The town received $80,000 from the Department of Justice for prevention programming, according to Skulczyk, and community leaders have been working "in lockstep" with local schools.
"We certainly want to engage with the young people as quick as we can," he said. "These are the next generation that are going to be out there tempting fate with this unbeieveable heroin epidemic that's going on. We're very much concerned about the entire community but, on my list, the young people are my priority and that's been the focus."
Ricky Bevis, a senior citizen and supervisor at the Griswold Youth Center, said the kids in town are "beautiful souls" and that the police, school system and others are doing their best to make things right.
Bevis said the problem is not with small town America, but with a government that allows the drugs to flow into the country from over the border and a judicial system that does not appropriately punish repeat drug offenders.
"These kids are the innocents, who don't know," Bevis said. "They're so naive and so vulnerable. They're prime targets of the drug dealers, the runners, the coyotes."
While the focus turned to Griswold this week, the heroin epidemic has touched every town in the region, and Skulczyk and New London Mayor Michael Passero are co-chairing the recently formed Southeastern Connecticut Council of Governments Regional Heroin Response Committee.
Also attending Thursday's vigil were members of Community Speaks Out, a Groton-based nonprofit organization that has guided 50 people into treatment for opioid addiction since last fall.
Community Speaks Out representatives also have spoken at numerous schools in the area. The group last month took part in a PRIDE forum in Griswold, entitled "Opiates: A Big Problem in a Small Town."
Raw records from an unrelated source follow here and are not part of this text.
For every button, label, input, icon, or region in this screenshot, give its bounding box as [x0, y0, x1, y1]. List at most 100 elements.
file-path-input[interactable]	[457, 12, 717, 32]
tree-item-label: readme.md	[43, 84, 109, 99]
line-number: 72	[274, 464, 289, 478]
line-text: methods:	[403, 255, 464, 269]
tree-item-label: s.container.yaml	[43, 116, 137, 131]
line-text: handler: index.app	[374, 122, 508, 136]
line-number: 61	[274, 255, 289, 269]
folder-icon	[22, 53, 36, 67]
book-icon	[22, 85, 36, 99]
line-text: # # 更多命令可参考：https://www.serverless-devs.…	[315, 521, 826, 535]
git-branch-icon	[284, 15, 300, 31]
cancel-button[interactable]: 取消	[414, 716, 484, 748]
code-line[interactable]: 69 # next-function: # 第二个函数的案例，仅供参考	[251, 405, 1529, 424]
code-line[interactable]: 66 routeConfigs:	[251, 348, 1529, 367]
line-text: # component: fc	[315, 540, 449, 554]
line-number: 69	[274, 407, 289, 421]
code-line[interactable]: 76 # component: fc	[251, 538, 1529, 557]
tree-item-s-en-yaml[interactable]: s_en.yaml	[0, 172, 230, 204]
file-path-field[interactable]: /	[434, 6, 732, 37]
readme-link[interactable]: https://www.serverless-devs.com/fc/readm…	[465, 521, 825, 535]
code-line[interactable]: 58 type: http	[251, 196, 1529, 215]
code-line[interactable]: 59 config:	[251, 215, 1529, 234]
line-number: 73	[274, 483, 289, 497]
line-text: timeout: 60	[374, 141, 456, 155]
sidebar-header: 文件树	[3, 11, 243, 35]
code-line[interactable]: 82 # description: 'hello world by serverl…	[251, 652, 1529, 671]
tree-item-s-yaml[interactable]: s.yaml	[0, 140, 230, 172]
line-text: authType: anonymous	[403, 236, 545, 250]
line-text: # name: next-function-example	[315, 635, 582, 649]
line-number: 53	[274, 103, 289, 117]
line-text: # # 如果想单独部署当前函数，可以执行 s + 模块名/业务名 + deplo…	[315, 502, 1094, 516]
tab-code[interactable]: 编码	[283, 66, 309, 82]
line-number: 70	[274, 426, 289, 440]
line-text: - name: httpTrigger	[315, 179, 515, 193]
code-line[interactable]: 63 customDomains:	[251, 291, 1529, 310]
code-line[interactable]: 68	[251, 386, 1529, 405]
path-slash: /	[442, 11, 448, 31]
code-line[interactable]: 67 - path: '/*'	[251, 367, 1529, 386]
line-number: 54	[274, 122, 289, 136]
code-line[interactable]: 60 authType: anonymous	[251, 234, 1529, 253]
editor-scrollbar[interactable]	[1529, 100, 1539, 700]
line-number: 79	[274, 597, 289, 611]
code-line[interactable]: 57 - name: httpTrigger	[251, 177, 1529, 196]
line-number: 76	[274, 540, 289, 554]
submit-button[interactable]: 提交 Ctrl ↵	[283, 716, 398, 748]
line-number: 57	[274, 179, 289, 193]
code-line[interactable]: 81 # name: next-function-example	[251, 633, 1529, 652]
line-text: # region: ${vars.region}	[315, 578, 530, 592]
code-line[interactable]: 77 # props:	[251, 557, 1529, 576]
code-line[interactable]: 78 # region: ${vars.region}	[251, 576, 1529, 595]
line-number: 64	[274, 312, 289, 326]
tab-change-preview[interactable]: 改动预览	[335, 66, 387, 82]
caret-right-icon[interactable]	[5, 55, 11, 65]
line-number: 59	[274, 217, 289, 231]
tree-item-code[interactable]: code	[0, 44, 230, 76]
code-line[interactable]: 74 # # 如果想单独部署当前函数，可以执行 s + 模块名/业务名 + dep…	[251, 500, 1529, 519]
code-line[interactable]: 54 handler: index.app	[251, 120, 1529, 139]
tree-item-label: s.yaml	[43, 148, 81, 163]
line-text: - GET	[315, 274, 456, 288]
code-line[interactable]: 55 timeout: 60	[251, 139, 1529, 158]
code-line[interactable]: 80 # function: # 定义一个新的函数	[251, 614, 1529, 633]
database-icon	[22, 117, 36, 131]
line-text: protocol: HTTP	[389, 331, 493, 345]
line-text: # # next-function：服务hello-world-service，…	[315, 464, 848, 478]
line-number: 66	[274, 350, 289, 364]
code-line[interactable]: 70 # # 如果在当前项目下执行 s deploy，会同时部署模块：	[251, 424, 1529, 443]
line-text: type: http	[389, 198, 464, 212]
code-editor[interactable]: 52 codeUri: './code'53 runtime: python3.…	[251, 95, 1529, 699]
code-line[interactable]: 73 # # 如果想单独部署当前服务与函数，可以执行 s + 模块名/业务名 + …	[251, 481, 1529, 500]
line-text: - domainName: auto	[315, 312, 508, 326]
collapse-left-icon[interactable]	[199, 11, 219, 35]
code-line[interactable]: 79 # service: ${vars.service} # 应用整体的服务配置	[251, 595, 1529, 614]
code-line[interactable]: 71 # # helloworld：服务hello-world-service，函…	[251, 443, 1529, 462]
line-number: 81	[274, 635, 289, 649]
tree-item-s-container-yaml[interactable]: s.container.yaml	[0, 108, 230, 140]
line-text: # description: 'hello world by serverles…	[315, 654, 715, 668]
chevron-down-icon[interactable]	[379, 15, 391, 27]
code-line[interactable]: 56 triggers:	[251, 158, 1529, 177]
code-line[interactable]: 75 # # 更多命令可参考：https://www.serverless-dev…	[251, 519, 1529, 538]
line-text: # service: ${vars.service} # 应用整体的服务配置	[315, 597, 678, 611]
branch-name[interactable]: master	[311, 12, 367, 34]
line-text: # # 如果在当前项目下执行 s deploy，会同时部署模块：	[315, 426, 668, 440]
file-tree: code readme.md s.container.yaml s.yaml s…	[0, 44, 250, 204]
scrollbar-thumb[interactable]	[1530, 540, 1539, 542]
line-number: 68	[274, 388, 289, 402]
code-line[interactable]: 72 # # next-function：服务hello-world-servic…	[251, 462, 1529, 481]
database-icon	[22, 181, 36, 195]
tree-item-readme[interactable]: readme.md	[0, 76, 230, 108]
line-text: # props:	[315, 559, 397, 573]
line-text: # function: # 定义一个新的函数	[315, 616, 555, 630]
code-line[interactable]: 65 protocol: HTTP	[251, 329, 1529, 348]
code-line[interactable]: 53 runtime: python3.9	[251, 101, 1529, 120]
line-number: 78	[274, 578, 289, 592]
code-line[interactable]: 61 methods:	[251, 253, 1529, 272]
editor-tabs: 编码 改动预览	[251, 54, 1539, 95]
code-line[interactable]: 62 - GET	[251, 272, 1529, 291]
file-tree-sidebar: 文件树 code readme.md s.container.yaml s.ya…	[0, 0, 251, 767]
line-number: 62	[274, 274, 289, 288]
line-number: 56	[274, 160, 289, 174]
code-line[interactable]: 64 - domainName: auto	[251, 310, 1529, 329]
Amid the tragedy, there is hope.
"I think we are making progress," said Miranda Nagle, PRIDE coordinator. "We've definitely created awareness of the issue. Just talking about the problem helps."
Federal funding to fight the epidemic also appears to be on its way.
U.S. Sen. Chris Murphy, D-Conn., announced Thursday that the Senate Appropriations Committee had approved billions of dollars in grants for substance abuse prevention and treatment, including a $1.9 billion block grant to states for prevention, treatment, recovery support and other services and $26 million in overdose-prevention devices and training.
Some of Jewett City's kids said they have received the message.
"We've been losing our friends lately," said 15-year-old Mason. "From seeing all my friends dying from drugs, I don't want to touch them."
John, 13, who said his father is in prison for serious crimes related to drug use, said "Drugs, they ruin lives."